Para Ziad Abu Ziad, líder palestino de Jerusalém Oriental, “o tempo está acabando”. “Se perdermos esta oportunidade de implementar a solução dos dois Estados, o dois povos estarão condenados a um longo período de sofrimento”, expressou.
Apoio da União Europeia
David Geer, representante da União Europeia em Jerusalém, foi um dos principais oradores da conferência. “Já deixamos bem clara a nossa posição: não reconheceremos alteração alguma nas fronteiras de 1967, exceto se isso ocorrer com a concordância dos dois lados”, salientou Geer.

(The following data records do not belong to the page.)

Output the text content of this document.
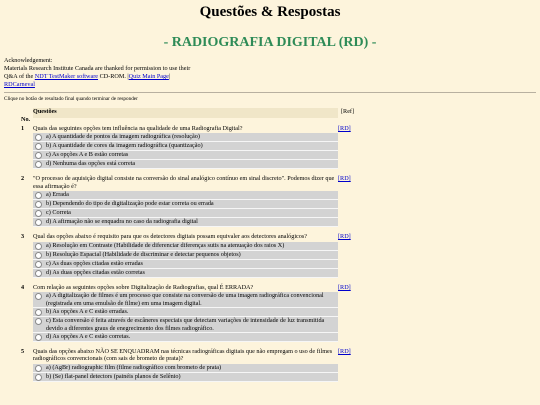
Questões & Respostas
- RADIOGRAFIA DIGITAL (RD) -
Acknowledgement:
Materials Research Institute Canada are thanked for permission to use their
Q&A of the NDT TestMaker software CD-ROM. |Quiz Main Page|
RDCarneval
Clique no botão de resultado final quando terminar de responder
No.	Questões	[Ref]

1	Quais das seguintes opções tem influência na qualidade de uma Radiografia Digital?	[RD]

	a) A quantidade de pontos da imagem radiográfica (resolução)	

	b) A quantidade de cores da imagem radiográfica (quantização)	

	c) As opções A e B estão corretas	

	d) Nenhuma das opções está correta	

2	"O processo de aquisição digital consiste na conversão do sinal analógico contínuo em sinal discreto". Podemos dizer que essa afirmação é?	[RD]

	a) Errada	

	b) Dependendo do tipo de digitalização pode estar correta ou errada	

	c) Correta	

	d) A afirmação não se enquadra no caso da radiografia digital	

3	Qual das opções abaixo é requisito para que os detectores digitais possam equivaler aos detectores analógicos?	[RD]

	a) Resolução em Contraste (Habilidade de diferenciar diferenças sutis na atenuação dos raios X)	

	b) Resolução Espacial (Habilidade de discriminar e detectar pequenos objetos)	

	c) As duas opções citadas estão erradas	

	d) As duas opções citadas estão corretas	

4	Com relação as seguintes opções sobre Digitalização de Radiografias, qual É ERRADA?	[RD]

	a) A digitalização de filmes é um processo que consiste na conversão de uma imagem radiográfica convencional (registrada em uma emulsão de filme) em uma imagem digital.	

	b) As opções A e C estão erradas.	

	c) Esta conversão é feita através de escâneres especiais que detectam variações de intensidade de luz transmitida devido a diferentes graus de enegrecimento dos filmes radiográfico.	

	d) As opções A e C estão corretas.	

5	Quais das opções abaixo NÃO SE ENQUADRAM nas técnicas radiográficas digitais que não empregam o uso de filmes radiográficos convencionais (com sais de brometo de prata)?	[RD]

	a) (AgBr) radiographic film (filme radiográfico com brometo de prata)	

	b) (Se) flat-panel detectors (painéis planos de Selênio)	
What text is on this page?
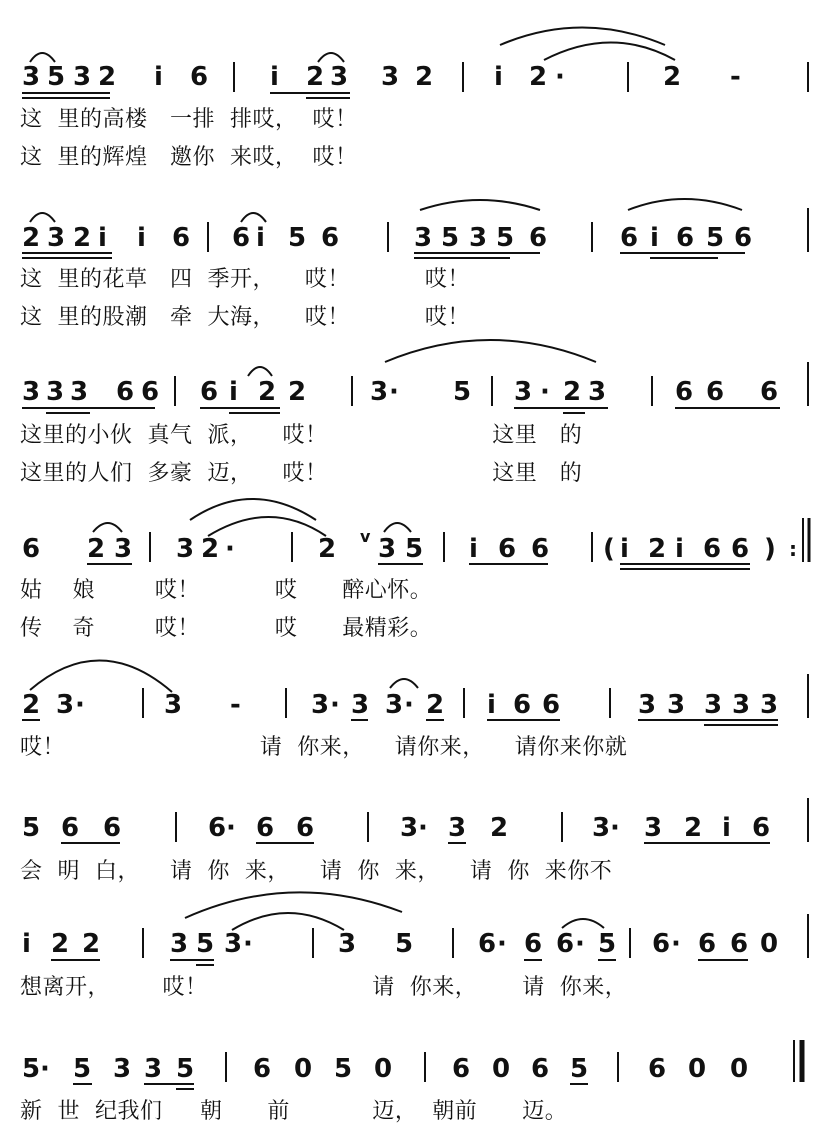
3 5 3 2 i 6 i 2 3 3 2 i 2 ·	2 -
2 3 2 i i 6 6 i 5 6	3 5 3 5 6	6 i 6 5 6
3 3 3 6 6 6 i 2 2 3 · 5 3 · 2 3	6 6 6
6 2 3 3 2 ·	2 v 3 5 i 6 6 ( i 2 i 6 6 ) :
2 3 ·	3 -	3 · 3 3 · 2 i 6 6	3 3 3 3 3
5 6 6	6 · 6 6	3 · 3 2	3 · 3 2 i 6
i 2 2	3 5 3 ·	3 5 6 · 6 6 · 5 6 · 6 6 0
5 · 5 3 3 5 6 0 5 0 6 0 6 5 6 0 0
这  里的高楼   一排  排哎，  哎！
这  里的辉煌   邀你  来哎，  哎！
这  里的花草   四  季开，    哎！          哎！
这  里的股潮   牵  大海，    哎！          哎！
这里的小伙  真气  派，    哎！                      这里   的
这里的人们  多豪  迈，    哎！                      这里   的
姑    娘        哎！          哎      醉心怀。
传    奇        哎！          哎      最精彩。
哎！                          请  你来，    请你来，    请你来你就
会  明  白，    请  你  来，    请  你  来，    请  你  来你不
想离开，       哎！                      请  你来，      请  你来，
新  世  纪我们     朝      前           迈，  朝前      迈。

A UE é a principal financiadora das atividades do fórum organizador da conferência e também anunciou um programa detalhado de “incentivos” econômicos para Israel e a Palestina caso seja alcançado um acordo entre as partes.
Reconciliação
Para vários dos participantes, um acordo formal não é suficiente para construir a paz entre os povos. “Um acordo, sem que haja uma reconciliação verdadeira entre os povos, será apenas mais um cessar-fogo”, disse a israelense Robi Damelin, representante do grupo de Famílias Enlutadas pela Paz.
Guila Flint/Opera Mundi
Damelin: “Hoje em dia é difícil imaginar Netanyahu lavando os pés de um palestino de Gaza, mas eu vi isso acontecer na África do Sul”
Damelin lembrou o exemplo da África do Sul, onde as Comissões de Verdade e Reconciliação fizeram um trabalho de aproximação entre brancos e negros, no qual as vítimas puderam perdoar os responsáveis pelas injustiças cometidas durante o apartheid, o que impediu que o país afundasse em um derramamento de sangue.
“Hoje em dia é difícil imaginar [Benjamin] Netanyahu lavando os pés de um palestino de Gaza, mas eu vi isso acontecer na África do Sul: um dos chefes da polícia do apartheid lavando os pés de uma mulher negra, em um gesto de reconciliação”, contou Damelin, que perdeu seu filho no conflito israelense-palestino.
Robi Damelin também anunciou que finalmente conseguiu a permissão do Serviço Penitenciário para visitar, na cadeia, o palestino que matou seu filho.
Apelo à comunidade internacional
Para Dan Jacobson, do grupo Peace Now (Paz Agora, em português), se as negociações de paz fracassarem, o fórum das ONGs deve elaborar um apelo exigindo uma intervenção mais enérgica da comunidade internacional para pôr um fim à ocupação israelense.
O ex-embaixador de Israel na África do Sul, Ilan Baruch, defendeu uma nova iniciativa de paz liderada pela União Europeia em conjunto com a Liga Árabe, caso a iniciativa norte-americana fracassar. “Negociações bilaterais entre um lado muito forte, que é Israel e outro muito fraco, os palestinos, não podem conduzir a uma solução”, opinou Baruch, que se demitiu do cargo de diplomata em um ato de protesto contra o governo de direita, liderado por Netanyahu e pelo ministro das Relações Exteriores, Avigdor Lieberman.
“É necessária uma intervenção enérgica da comunidade internacional. Nunca conseguiremos pôr um fim à ocupação se as duas partes ficarem negociando sozinhas. A comunidade internacional tem a obrigação moral de trabalhar para que os palestinos tenham finalmente a liberdade”, afirmou o ex-diplomata.
Para o co-presidente do fórum, do lado palestino, Saman Khoury, os participantes da conferência deixaram bem claro que “não pretendem ficar em casa e esperar que os lideres políticos tragam a paz”. “A questão da paz é preciosa demais para deixá-la nas mãos dos lideres políticos. É importante que a sociedade civil dos dois lados se manifeste e pressione seus lideres para fazer a paz”, declarou Khoury a Opera Mundi.